Avant l’heure, c’est pas l’heure
Après l’heure... c’est plus l’heure !
Aux Armes citoyens! C’est la révolution! Et certains mouvements syndicaux, mobilisés, partent en guerre, en tir groupé!
Le motif de cette mobilisation référendaire, vous l’aurez compris, est l’insupportable idée que des milieux économiques et des partis qui naturellement y sont associés aient réussi à modifier la LHOM (Loi sur les Heures d’Ouvertures des Magasins), anciennement «Loi sur la Fermeture des Magasins, en permettant, par une nouvelle loi votée au Grand Conseil genevois, d’uniformiser à 20h00 l’ouverture pendant la semaine, d’ouvrir le samedi jusqu’à 19h00 et de nous permettre de pouvoir faire des emplettes pendant 4 dimanches par an».
Une fois n’est pas coutume, Genève «s’engaillardi» au point qu’elle devient pionnière par rapport aux cantons romands sur ce sujet. Dommage, que cela n’ait pas pu se faire dans une ambiance de concertation où tous les groupes concernés auraient été parties prenantes de ces favorables et indispensables nouvelles donnes.

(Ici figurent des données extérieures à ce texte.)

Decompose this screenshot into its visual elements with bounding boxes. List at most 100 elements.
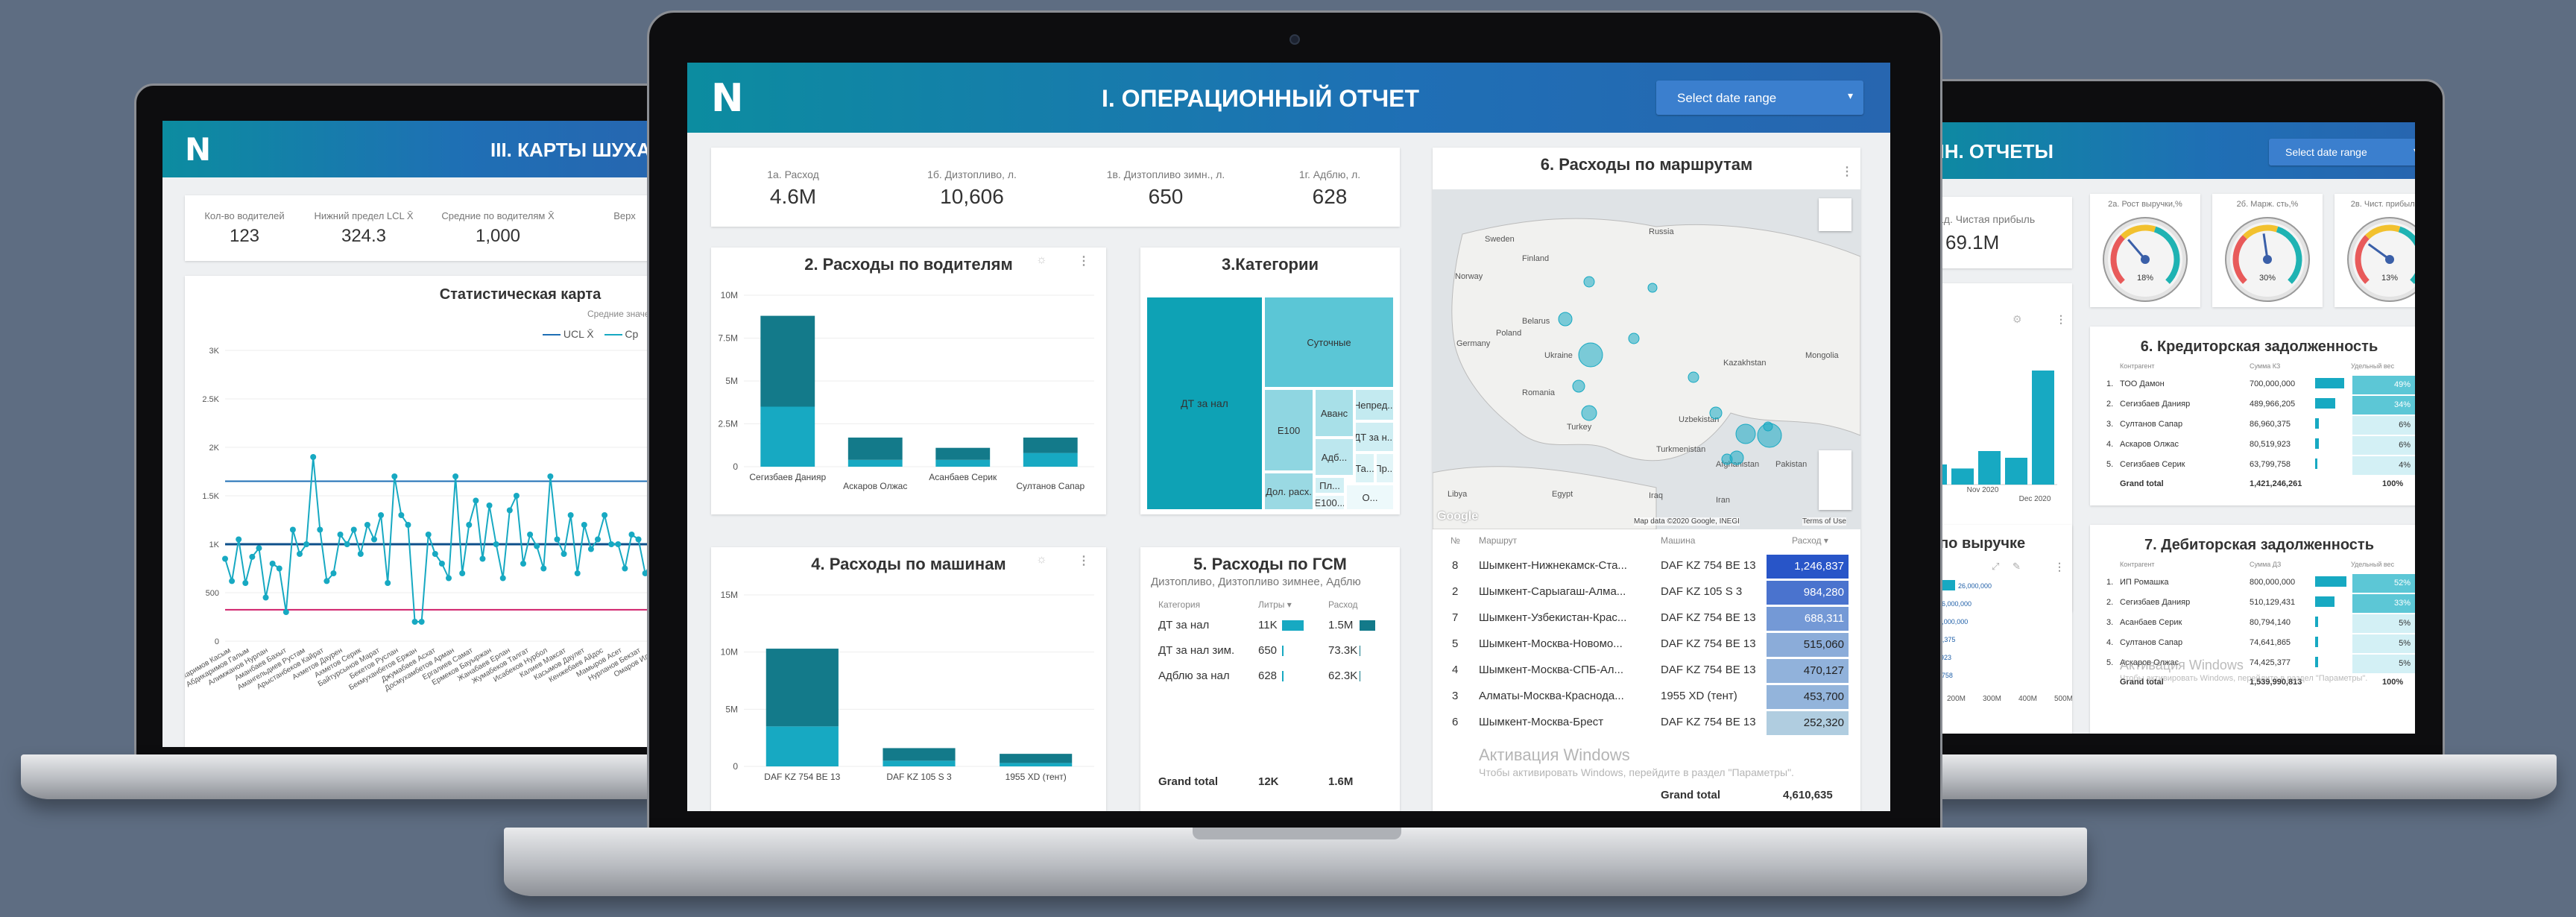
center-date-range-button[interactable]: Select date range ▾ (1656, 81, 1863, 115)
gauge-dial: 18% (2103, 217, 2188, 302)
x-tick-label: 300M (1983, 695, 2001, 703)
routes-row-number: 3 (1452, 690, 1459, 702)
gauge-value: 18% (2137, 274, 2153, 283)
table-row-name: Асанбаев Серик (2120, 618, 2182, 627)
table-header[interactable]: Удельный вес (2351, 362, 2394, 370)
x-tick-label: Асанбаев Серик (929, 472, 997, 482)
x-tick-label: Аскаров Олжас (843, 481, 907, 491)
menu-icon[interactable]: ⋮ (2056, 313, 2066, 326)
treemap-cell[interactable]: Непред... (1355, 389, 1394, 420)
data-point (479, 555, 486, 562)
treemap-cell[interactable]: Дол. расх. (1264, 473, 1313, 510)
menu-icon[interactable]: ⋮ (1841, 164, 1853, 179)
table-header[interactable]: Удельный вес (2351, 561, 2394, 568)
table-row-pct: 6% (2352, 416, 2415, 435)
right-date-range-button[interactable]: Select date range ▾ (2269, 139, 2415, 166)
data-label: 46,000,000 (1938, 600, 1972, 608)
webcam-icon (1289, 34, 1300, 45)
left-control-chart: 3K2.5K2K1.5K1K5000Абдикаримов КасымАбдик… (185, 347, 669, 693)
map-label: Iraq (1649, 491, 1663, 500)
y-tick-label: 0 (733, 761, 738, 772)
treemap-cell[interactable]: Адб... (1315, 438, 1354, 476)
windows-activation-subtitle: Чтобы активировать Windows, перейдите в … (1479, 766, 1794, 778)
bar (847, 437, 903, 460)
left-kpi-2: Средние по водителям X̄ 1,000 (441, 210, 555, 246)
fuel-row-cost: 1.5M (1328, 619, 1354, 631)
menu-icon[interactable]: ⋮ (1078, 253, 1090, 268)
treemap-cell[interactable]: ДТ за н... (1355, 422, 1394, 452)
treemap-cell[interactable]: ДТ за нал (1146, 297, 1263, 510)
table-row-number: 3. (2106, 420, 2114, 429)
table-row-pct: 33% (2352, 594, 2415, 613)
y-tick-label: 0 (215, 637, 219, 646)
routes-header[interactable]: № (1450, 535, 1460, 546)
categories-title: 3.Категории (1221, 255, 1319, 274)
center-logo-icon: N (711, 76, 744, 121)
table-row-number: 4. (2106, 638, 2114, 647)
treemap-cell[interactable]: Суточные (1264, 297, 1394, 388)
routes-row-car: DAF KZ 754 BE 13 (1661, 559, 1756, 572)
treemap-cell[interactable]: Е100... (1315, 495, 1345, 510)
table-row-number: 2. (2106, 400, 2114, 409)
treemap-cell[interactable]: Пр... (1376, 453, 1394, 483)
data-point (391, 473, 398, 479)
center-kpi-0: 1а. Расход 4.6M (767, 168, 819, 208)
data-point (534, 543, 540, 549)
map-terms-link[interactable]: Terms of Use (1802, 517, 1846, 526)
bar (760, 315, 815, 407)
data-point (236, 536, 242, 543)
y-tick-label: 1K (209, 541, 220, 549)
treemap-cell[interactable]: Е100 (1264, 389, 1313, 471)
table-header[interactable]: Контрагент (2120, 561, 2155, 568)
route-bubble (1583, 276, 1595, 288)
center-screen: N I. ОПЕРАЦИОННЫЙ ОТЧЕТ Select date rang… (687, 63, 1890, 811)
gauge-label: 2б. Марж. сть,% (2236, 200, 2299, 209)
table-row-pct: 5% (2352, 634, 2415, 653)
data-point (499, 575, 506, 582)
routes-header[interactable]: Машина (1661, 535, 1695, 546)
land-area (1451, 218, 1860, 461)
map-label: Norway (1455, 272, 1483, 281)
routes-row-cost: 1,246,837 (1767, 555, 1849, 579)
map-label: Libya (1448, 490, 1468, 499)
filter-icon[interactable]: ⚙ (2012, 313, 2022, 326)
treemap-cell[interactable]: Пл... (1315, 477, 1345, 494)
route-bubble (1735, 423, 1756, 444)
routes-row-route: Шымкент-Узбекистан-Крас... (1479, 611, 1627, 624)
routes-row-route: Шымкент-Сарыагаш-Алма... (1479, 585, 1626, 598)
routes-card: 6. Расходы по маршрутам ⋮ Sweden Finland N… (1433, 148, 1860, 811)
table-row-name: Сегизбаев Данияр (2120, 400, 2191, 409)
table-row-bar (2315, 438, 2319, 449)
x-tick-label: Dec 2020 (2019, 495, 2051, 503)
table-row-pct: 6% (2352, 436, 2415, 455)
routes-total-label: Grand total (1661, 789, 1721, 801)
routes-map[interactable]: Sweden Finland Norway Russia Germany Poland Be… (1433, 189, 1860, 529)
map-zoom-control[interactable] (1819, 450, 1852, 510)
edit-icon[interactable]: ✎ (2012, 561, 2021, 573)
expand-icon[interactable]: ⤢ (1992, 561, 1999, 573)
routes-header[interactable]: Расход ▾ (1792, 535, 1828, 546)
treemap-cell[interactable]: О... (1346, 485, 1394, 510)
routes-header[interactable]: Маршрут (1479, 535, 1517, 546)
menu-icon[interactable]: ⋮ (1078, 553, 1090, 568)
fuel-header-cost[interactable]: Расход (1328, 599, 1358, 610)
table-header[interactable]: Сумма ДЗ (2250, 561, 2281, 568)
table-header[interactable]: Сумма КЗ (2250, 362, 2280, 370)
data-point (520, 561, 526, 567)
table-header[interactable]: Контрагент (2120, 362, 2155, 370)
sun-icon[interactable]: ☼ (1036, 553, 1047, 567)
treemap-cell[interactable]: Та... (1355, 453, 1374, 483)
treemap-cell[interactable]: Аванс (1315, 389, 1354, 437)
x-tick-label: 400M (2018, 695, 2037, 703)
fuel-header-liters[interactable]: Литры ▾ (1258, 599, 1292, 610)
center-laptop-notch (1193, 828, 1401, 839)
data-point (249, 553, 256, 560)
menu-icon[interactable]: ⋮ (2054, 561, 2065, 573)
fuel-title: 5. Расходы по ГСМ (1193, 555, 1347, 573)
bar (760, 406, 815, 467)
drivers-bar-chart: 10M 7.5M 5M 2.5M 0 Сегизбаев Данияр Аскаров Ол… (718, 290, 1094, 491)
map-label: Belarus (1522, 317, 1550, 326)
map-fullscreen-button[interactable] (1819, 198, 1852, 231)
fuel-header-category[interactable]: Категория (1158, 599, 1200, 610)
sun-icon[interactable]: ☼ (1036, 253, 1047, 267)
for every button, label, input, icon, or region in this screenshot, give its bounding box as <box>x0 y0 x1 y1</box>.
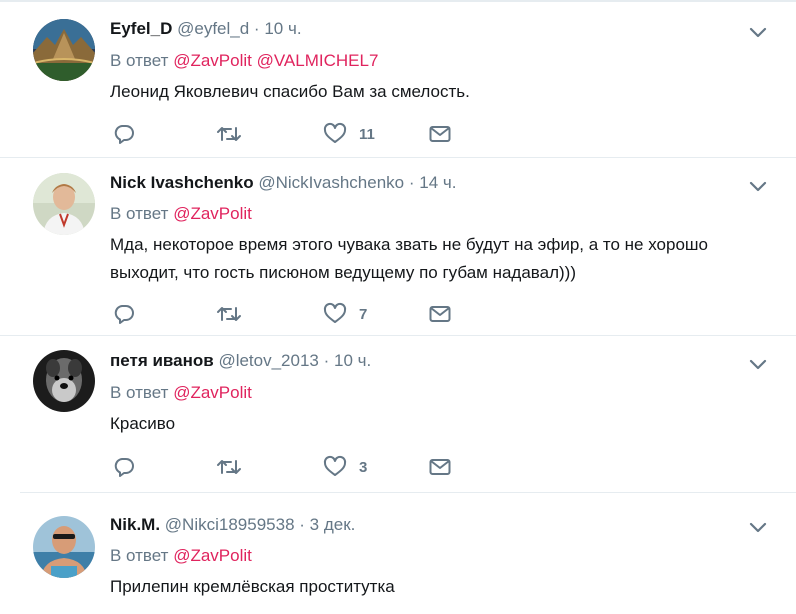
display-name[interactable]: Nik.M. <box>110 515 160 534</box>
envelope-icon <box>429 126 451 142</box>
reply-button[interactable] <box>112 302 136 326</box>
avatar[interactable] <box>33 173 95 235</box>
reply-prefix: В ответ <box>110 546 169 565</box>
direct-message-button[interactable] <box>428 455 452 479</box>
tweet-header: Nick Ivashchenko @NickIvashchenko · 14 ч… <box>110 173 456 193</box>
chevron-down-icon[interactable] <box>748 179 768 193</box>
reply-button[interactable] <box>112 455 136 479</box>
avatar[interactable] <box>33 19 95 81</box>
envelope-icon <box>429 459 451 475</box>
like-count: 11 <box>359 125 375 143</box>
avatar[interactable] <box>33 516 95 578</box>
username-handle[interactable]: @letov_2013 <box>218 351 318 370</box>
reply-context: В ответ @ZavPolit <box>110 204 252 224</box>
chevron-down-icon[interactable] <box>748 25 768 39</box>
timestamp[interactable]: 10 ч. <box>264 19 301 38</box>
tweet-text: Леонид Яковлевич спасибо Вам за смелость… <box>110 82 470 101</box>
reply-icon <box>114 458 134 477</box>
reply-icon <box>114 305 134 324</box>
mention-link[interactable]: @ZavPolit <box>173 383 252 402</box>
mention-link[interactable]: @VALMICHEL7 <box>257 51 379 70</box>
reply-context: В ответ @ZavPolit <box>110 383 252 403</box>
reply-context: В ответ @ZavPolit @VALMICHEL7 <box>110 51 378 71</box>
direct-message-button[interactable] <box>428 302 452 326</box>
separator-dot: · <box>323 351 330 370</box>
tweet-text: Красиво <box>110 414 176 433</box>
reply-icon <box>114 125 134 144</box>
tweet-actions: 7 <box>110 302 510 326</box>
like-button[interactable]: 7 <box>323 302 367 326</box>
tweet-actions: 3 <box>110 455 510 479</box>
tweet-text-line: Мда, некоторое время этого чувака звать … <box>110 235 709 254</box>
heart-icon <box>323 122 347 143</box>
retweet-icon <box>217 460 241 474</box>
tweet-text: Мда, некоторое время этого чувака звать … <box>110 231 770 287</box>
timestamp[interactable]: 3 дек. <box>310 515 356 534</box>
separator-dot: · <box>408 173 415 192</box>
mention-link[interactable]: @ZavPolit <box>173 546 252 565</box>
tweet[interactable]: Eyfel_D @eyfel_d · 10 ч. В ответ @ZavPol… <box>0 0 796 157</box>
reply-prefix: В ответ <box>110 51 169 70</box>
like-button[interactable]: 11 <box>323 122 375 146</box>
retweet-button[interactable] <box>216 302 242 326</box>
reply-prefix: В ответ <box>110 383 169 402</box>
retweet-icon <box>217 127 241 141</box>
tweet[interactable]: петя иванов @letov_2013 · 10 ч. В ответ … <box>0 336 796 492</box>
tweet-text-line: выходит, что гость писюном ведущему по г… <box>110 263 576 282</box>
mention-link[interactable]: @ZavPolit <box>173 51 252 70</box>
username-handle[interactable]: @NickIvashchenko <box>258 173 404 192</box>
display-name[interactable]: Eyfel_D <box>110 19 172 38</box>
reply-button[interactable] <box>112 122 136 146</box>
direct-message-button[interactable] <box>428 122 452 146</box>
retweet-button[interactable] <box>216 455 242 479</box>
tweet-actions: 11 <box>110 122 510 146</box>
tweet-header: Nik.M. @Nikci18959538 · 3 дек. <box>110 515 355 535</box>
tweet-header: петя иванов @letov_2013 · 10 ч. <box>110 351 371 371</box>
envelope-icon <box>429 306 451 322</box>
avatar[interactable] <box>33 350 95 412</box>
separator-dot: · <box>253 19 260 38</box>
reply-prefix: В ответ <box>110 204 169 223</box>
display-name[interactable]: петя иванов <box>110 351 214 370</box>
tweet[interactable]: Nik.M. @Nikci18959538 · 3 дек. В ответ @… <box>0 493 796 614</box>
like-button[interactable]: 3 <box>323 455 367 479</box>
separator-dot: · <box>299 515 305 534</box>
heart-icon <box>323 455 347 476</box>
retweet-icon <box>217 307 241 321</box>
tweet-text: Прилепин кремлёвская проститутка <box>110 577 395 596</box>
reply-context: В ответ @ZavPolit <box>110 546 252 566</box>
display-name[interactable]: Nick Ivashchenko <box>110 173 254 192</box>
tweet-header: Eyfel_D @eyfel_d · 10 ч. <box>110 19 302 39</box>
timestamp[interactable]: 10 ч. <box>334 351 371 370</box>
mention-link[interactable]: @ZavPolit <box>173 204 252 223</box>
username-handle[interactable]: @eyfel_d <box>177 19 249 38</box>
chevron-down-icon[interactable] <box>748 520 768 534</box>
like-count: 7 <box>359 305 368 323</box>
heart-icon <box>323 302 347 323</box>
timestamp[interactable]: 14 ч. <box>419 173 456 192</box>
username-handle[interactable]: @Nikci18959538 <box>165 515 295 534</box>
like-count: 3 <box>359 458 368 476</box>
chevron-down-icon[interactable] <box>748 357 768 371</box>
tweet[interactable]: Nick Ivashchenko @NickIvashchenko · 14 ч… <box>0 158 796 335</box>
retweet-button[interactable] <box>216 122 242 146</box>
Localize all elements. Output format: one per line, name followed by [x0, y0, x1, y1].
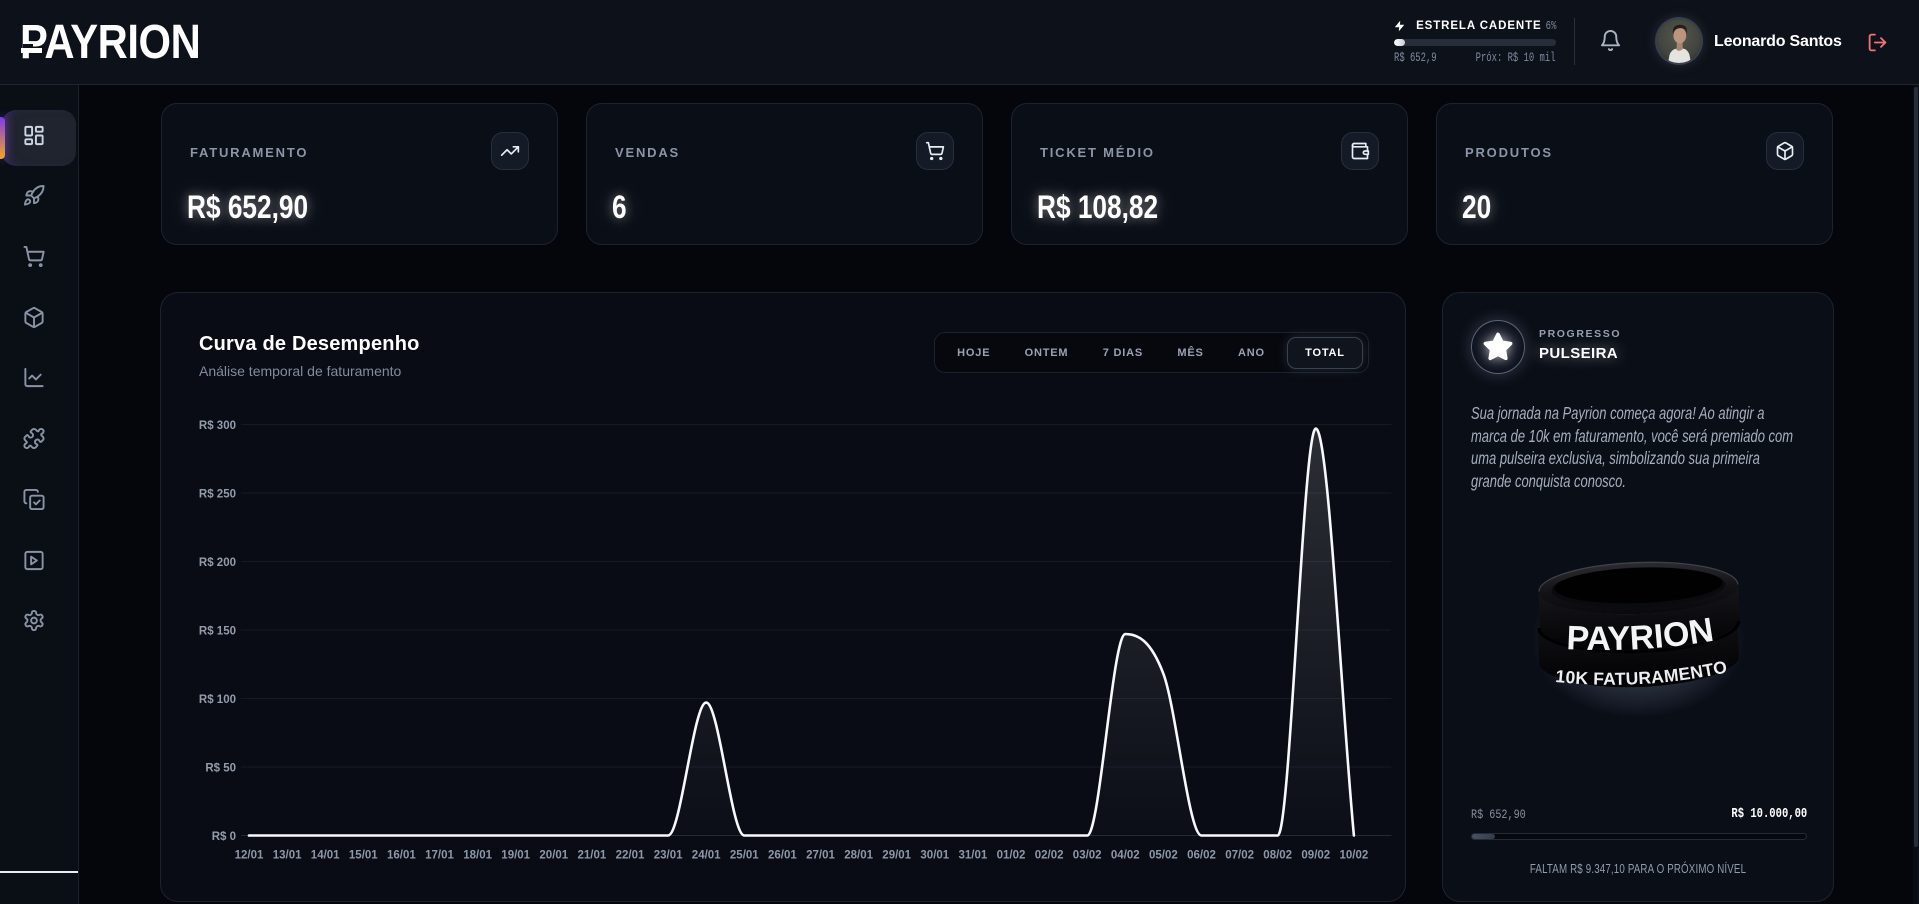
svg-text:04/02: 04/02	[1111, 850, 1140, 862]
svg-text:17/01: 17/01	[425, 850, 454, 862]
svg-text:21/01: 21/01	[578, 850, 607, 862]
svg-text:R$ 50: R$ 50	[205, 763, 236, 775]
svg-text:29/01: 29/01	[882, 850, 911, 862]
svg-text:09/02: 09/02	[1301, 850, 1330, 862]
svg-text:10/02: 10/02	[1340, 850, 1369, 862]
svg-text:R$ 300: R$ 300	[199, 420, 236, 432]
svg-text:07/02: 07/02	[1225, 850, 1254, 862]
svg-text:08/02: 08/02	[1263, 850, 1292, 862]
svg-text:R$ 200: R$ 200	[199, 557, 236, 569]
svg-text:R$ 150: R$ 150	[199, 626, 236, 638]
svg-text:13/01: 13/01	[273, 850, 302, 862]
svg-text:02/02: 02/02	[1035, 850, 1064, 862]
svg-text:26/01: 26/01	[768, 850, 797, 862]
svg-text:01/02: 01/02	[997, 850, 1026, 862]
svg-text:03/02: 03/02	[1073, 850, 1102, 862]
svg-text:06/02: 06/02	[1187, 850, 1216, 862]
svg-text:20/01: 20/01	[539, 850, 568, 862]
svg-text:31/01: 31/01	[959, 850, 988, 862]
svg-text:15/01: 15/01	[349, 850, 378, 862]
svg-text:25/01: 25/01	[730, 850, 759, 862]
svg-text:R$ 0: R$ 0	[212, 831, 236, 843]
svg-text:30/01: 30/01	[920, 850, 949, 862]
svg-text:22/01: 22/01	[616, 850, 645, 862]
svg-text:14/01: 14/01	[311, 850, 340, 862]
svg-text:12/01: 12/01	[235, 850, 264, 862]
svg-text:24/01: 24/01	[692, 850, 721, 862]
svg-text:16/01: 16/01	[387, 850, 416, 862]
svg-text:R$ 250: R$ 250	[199, 489, 236, 501]
svg-text:19/01: 19/01	[501, 850, 530, 862]
svg-text:18/01: 18/01	[463, 850, 492, 862]
svg-text:05/02: 05/02	[1149, 850, 1178, 862]
svg-text:27/01: 27/01	[806, 850, 835, 862]
svg-text:23/01: 23/01	[654, 850, 683, 862]
svg-text:R$ 100: R$ 100	[199, 694, 236, 706]
svg-text:28/01: 28/01	[844, 850, 873, 862]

En réalité, ce débat-bras de fer dure depuis plus de 40 ans et les quelques bribes d’ouverture obtenues ne tiennent pas vraiment compte de l’évolution sociétale pendant la même période. Pour prendre un seul exemple, l’implication des Femmes dans l’économie a véritablement bouleversé la Société et la conception de la famille. Leurs activités professionnelles, les horaires auxquels elles doivent faire face, tout en jonglant avec la gestion de la famille, des enfants et de multiples autres tâches font qu’elles sont en quête d’un peu plus de confort dans le temps qu’elles peuvent consacrer aux courses.
Et puis, il y a également des personnes qui sont ravies de travailler quand les autres sont en congé car leur vie est organisée différemment. Remarquez, au jour d’aujourd’hui, pour ces personnes, il y a toujours la possibilité de sortir du canton pour aller acheter ce dont elles ont besoin sur Vaud ou en France ou encore, en moins chaleureux, mais ouvert 24heures sur 24, tous les jours de l’année, il y a… internet.
Dire si les habitudes en ces quelques dizaines d’années ont été bouleversées et combien il nous est indispensable d’adapter nos structures au monde dans lequel nous vivons. On ne peut pas faire comme si rien n’avait changé et il faut trouver la clé de l’entente, hors tout combat lié de manière trop simpliste aux dogmes.
L’objectif premier qui était celui de défendre la profession de la vente est révolu. A ce propos, cela voudrait-il dire que d’autres métiers ou professions seraient moins «dommages»? Comment ferions-nous sans celles et ceux qui choisissent encore aujourd’hui, par envie et passion, de s’orienter vers les professions de la restauration, du médical, des transports et d’autres activités dont les horaires sont calqués pour l’essentiel sur le temps libre de la majorité des consommateurs.
La population genevoise s’exprimera le 28 novembre prochain et tranchera. Bien au-delà de la simple votation sur un sujet tant ressassé, l’occasion pour les Genevoises et les Genevois de démontrer par ce vote que notre canton veut, simplement et raisonnablement, sans excès, s’adapter au mode de vie actuel !
L’équipe de l’Extension vous souhaite un bel et ressourçant été.